Releasing
Old Habits
These are practices that
I do whenever I am trying to release a pattern that no longer serves my
highest good. I am using smoking as an example but you can fill in
any other habit instead of smoking. Sometimes addictive patterns
emerge from emotional charges. You get stressed at work for example
and you take a smoke. Whenever emotional charges occur, they need to
be cleared. I have written about this in my page on Recommended
Daily Spiritual Practices.
1. Buy a small
notebook that can easily fit into a shirt pocket or purse. Whenever
you engage in the habit that you are trying to release, write down the
date, time, the people you were with and the reason why you felt drawn to
engaging in the pattern that you are trying to release.
2. What you are
trying to do is to identify the triggers that are supporting the old habit. Also a lot of time we have unconscious agreements with
others to support us in maintaining our old habits. If you
conscientiously do this for a week, you will know exactly what the
triggers are for your habit and who in your life is supporting you in
doing this behavior.
3. After a week,
take out the notebook and make a list of the triggers/reasons you indulged
in the habit and the people who appear to be supporting the habit.

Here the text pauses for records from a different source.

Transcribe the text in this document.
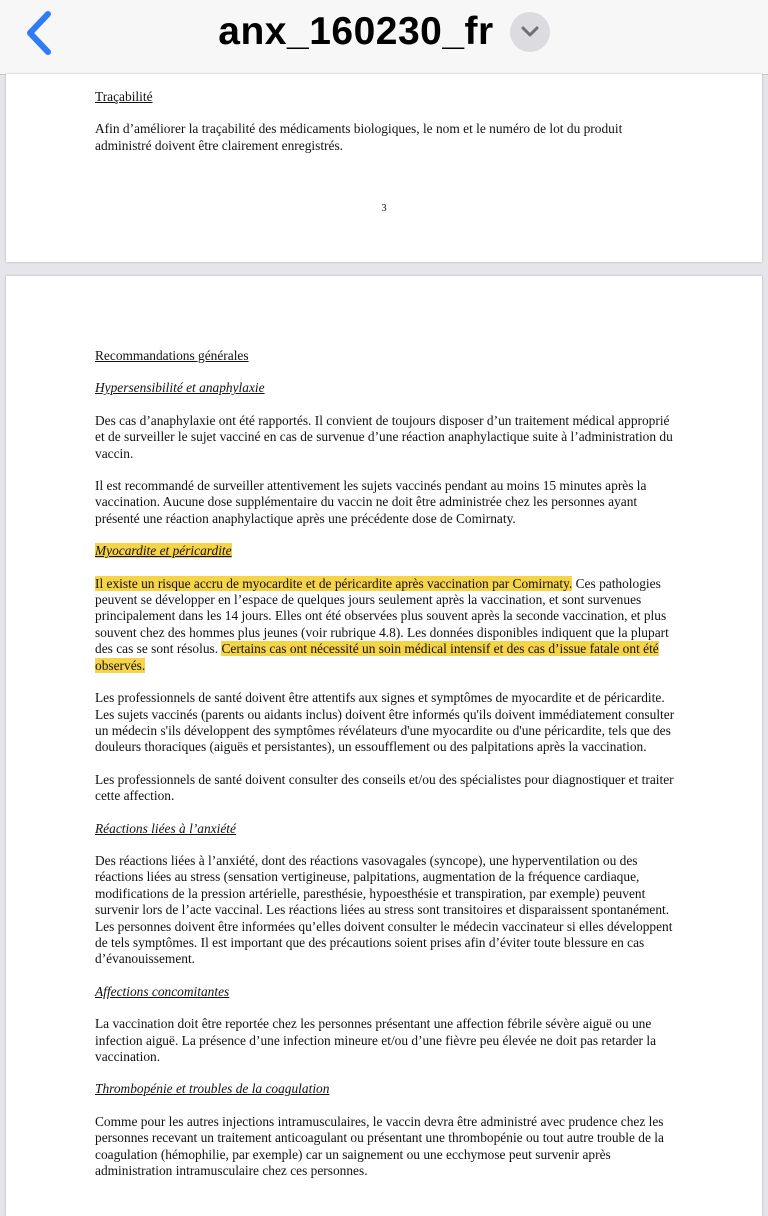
anx_160230_fr

Traçabilité

Afin d’améliorer la traçabilité des médicaments biologiques, le nom et le numéro de lot du produit administré doivent être clairement enregistrés.

3

Recommandations générales

Hypersensibilité et anaphylaxie

Des cas d’anaphylaxie ont été rapportés. Il convient de toujours disposer d’un traitement médical approprié et de surveiller le sujet vacciné en cas de survenue d’une réaction anaphylactique suite à l’administration du vaccin.

Il est recommandé de surveiller attentivement les sujets vaccinés pendant au moins 15 minutes après la vaccination. Aucune dose supplémentaire du vaccin ne doit être administrée chez les personnes ayant présenté une réaction anaphylactique après une précédente dose de Comirnaty.

Myocardite et péricardite

Il existe un risque accru de myocardite et de péricardite après vaccination par Comirnaty. Ces pathologies peuvent se développer en l’espace de quelques jours seulement après la vaccination, et sont survenues principalement dans les 14 jours. Elles ont été observées plus souvent après la seconde vaccination, et plus souvent chez des hommes plus jeunes (voir rubrique 4.8). Les données disponibles indiquent que la plupart des cas se sont résolus. Certains cas ont nécessité un soin médical intensif et des cas d’issue fatale ont été observés.

Les professionnels de santé doivent être attentifs aux signes et symptômes de myocardite et de péricardite. Les sujets vaccinés (parents ou aidants inclus) doivent être informés qu'ils doivent immédiatement consulter un médecin s'ils développent des symptômes révélateurs d'une myocardite ou d'une péricardite, tels que des douleurs thoraciques (aiguës et persistantes), un essoufflement ou des palpitations après la vaccination.

Les professionnels de santé doivent consulter des conseils et/ou des spécialistes pour diagnostiquer et traiter cette affection.

Réactions liées à l’anxiété

Des réactions liées à l’anxiété, dont des réactions vasovagales (syncope), une hyperventilation ou des réactions liées au stress (sensation vertigineuse, palpitations, augmentation de la fréquence cardiaque, modifications de la pression artérielle, paresthésie, hypoesthésie et transpiration, par exemple) peuvent survenir lors de l’acte vaccinal. Les réactions liées au stress sont transitoires et disparaissent spontanément. Les personnes doivent être informées qu’elles doivent consulter le médecin vaccinateur si elles développent de tels symptômes. Il est important que des précautions soient prises afin d’éviter toute blessure en cas d’évanouissement.

Affections concomitantes

La vaccination doit être reportée chez les personnes présentant une affection fébrile sévère aiguë ou une infection aiguë. La présence d’une infection mineure et/ou d’une fièvre peu élevée ne doit pas retarder la vaccination.

Thrombopénie et troubles de la coagulation

Comme pour les autres injections intramusculaires, le vaccin devra être administré avec prudence chez les personnes recevant un traitement anticoagulant ou présentant une thrombopénie ou tout autre trouble de la coagulation (hémophilie, par exemple) car un saignement ou une ecchymose peut survenir après administration intramusculaire chez ces personnes.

Post both of these lists up in your home and take time throughout the day
to look at both lists. This will help you to understand what the
underlying foundation of the pattern are.
4. For triggers,
begin to recondition yourself. Say for example that you want to give
smoking and that you have a trigger that after you eat you usually smoke
or whenever you have a break you smoke. After you eat or have a
break, instead of smoking - take 30 deep breaths instead.
5. For the people
list, look at who is on it and begin to evaluate the relationship.

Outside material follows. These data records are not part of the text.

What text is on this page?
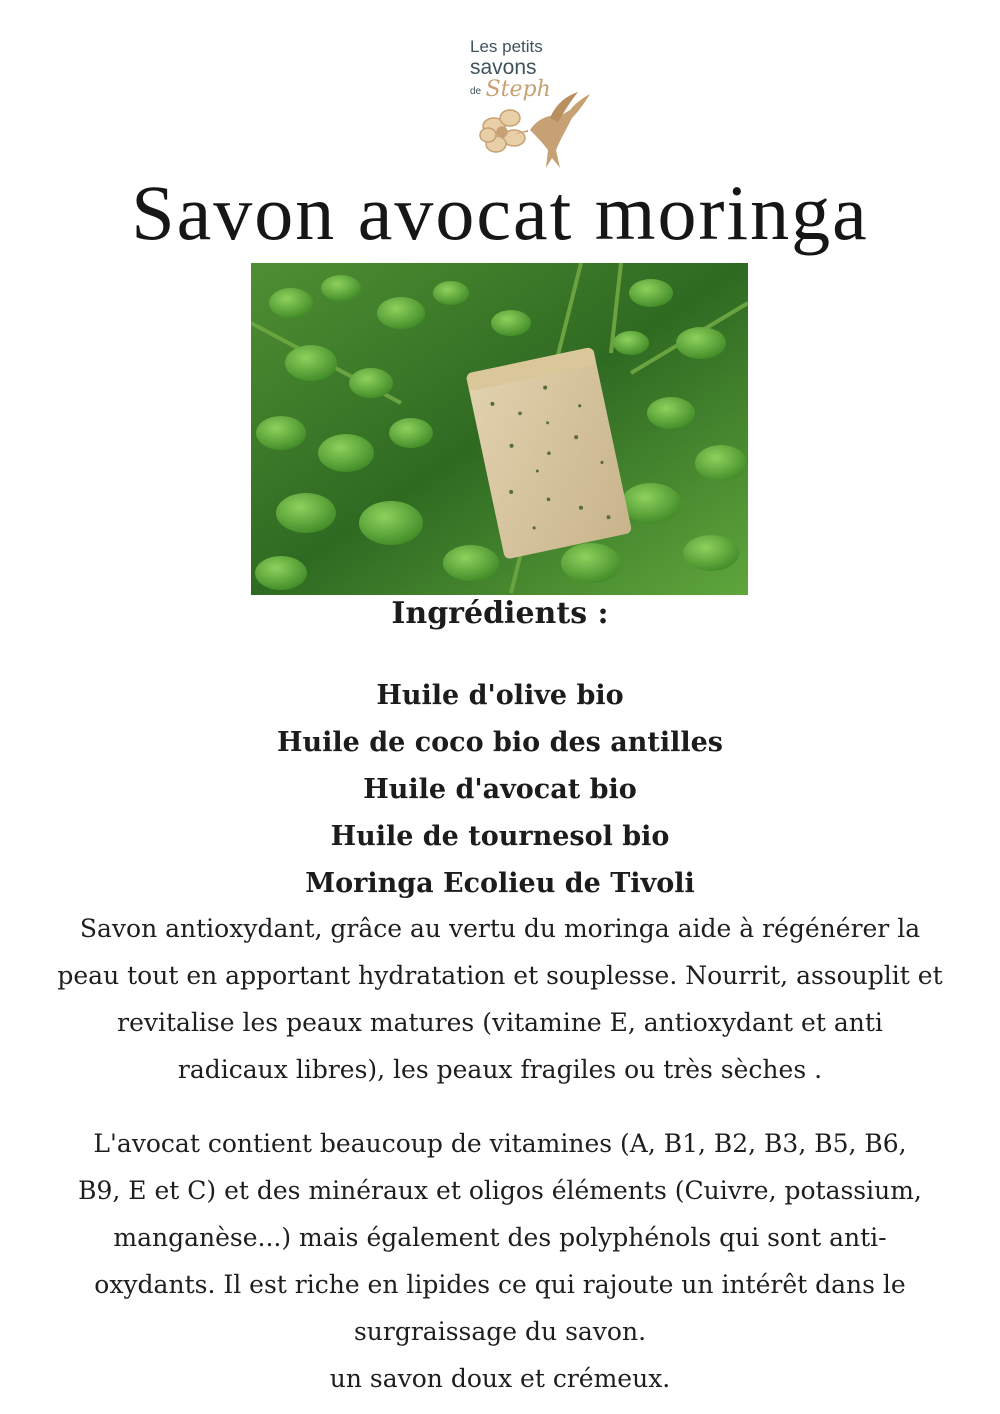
Les petits
savons
de Steph
Savon avocat moringa
Ingrédients :
Huile d'olive bio
Huile de coco bio des antilles
Huile d'avocat bio
Huile de tournesol bio
Moringa Ecolieu de Tivoli

Savon antioxydant, grâce au vertu du moringa aide à régénérer la
peau tout en apportant hydratation et souplesse. Nourrit, assouplit et
revitalise les peaux matures (vitamine E, antioxydant et anti
radicaux libres), les peaux fragiles ou très sèches .

L'avocat contient beaucoup de vitamines (A, B1, B2, B3, B5, B6,
B9, E et C) et des minéraux et oligos éléments (Cuivre, potassium,
manganèse...) mais également des polyphénols qui sont anti-
oxydants. Il est riche en lipides ce qui rajoute un intérêt dans le
surgraissage du savon.
un savon doux et crémeux.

If some of them are people in your work group that the major thing you
have in common with is smoking, tell them that you are trying to give up
smoking and that you will no longer want to take smoking breaks
together. Explain to them that it is not personal that you
just have a hard time for the present watching others smoke when you
cannot.
6. If the people on
the list are family members, you need to explain to them that you are
trying to give up cigarettes and ask them to support you in this.
7. For those
periods when you are just dying to smoke, for the first week, make a
promise to yourself that if you still feel this strongly fifteen minutes
from now you will smoke. If you do feel that way fifteen minutes
later, go ahead and smoke. During week two change the time period to
a half hour. During week three change the period to an hour.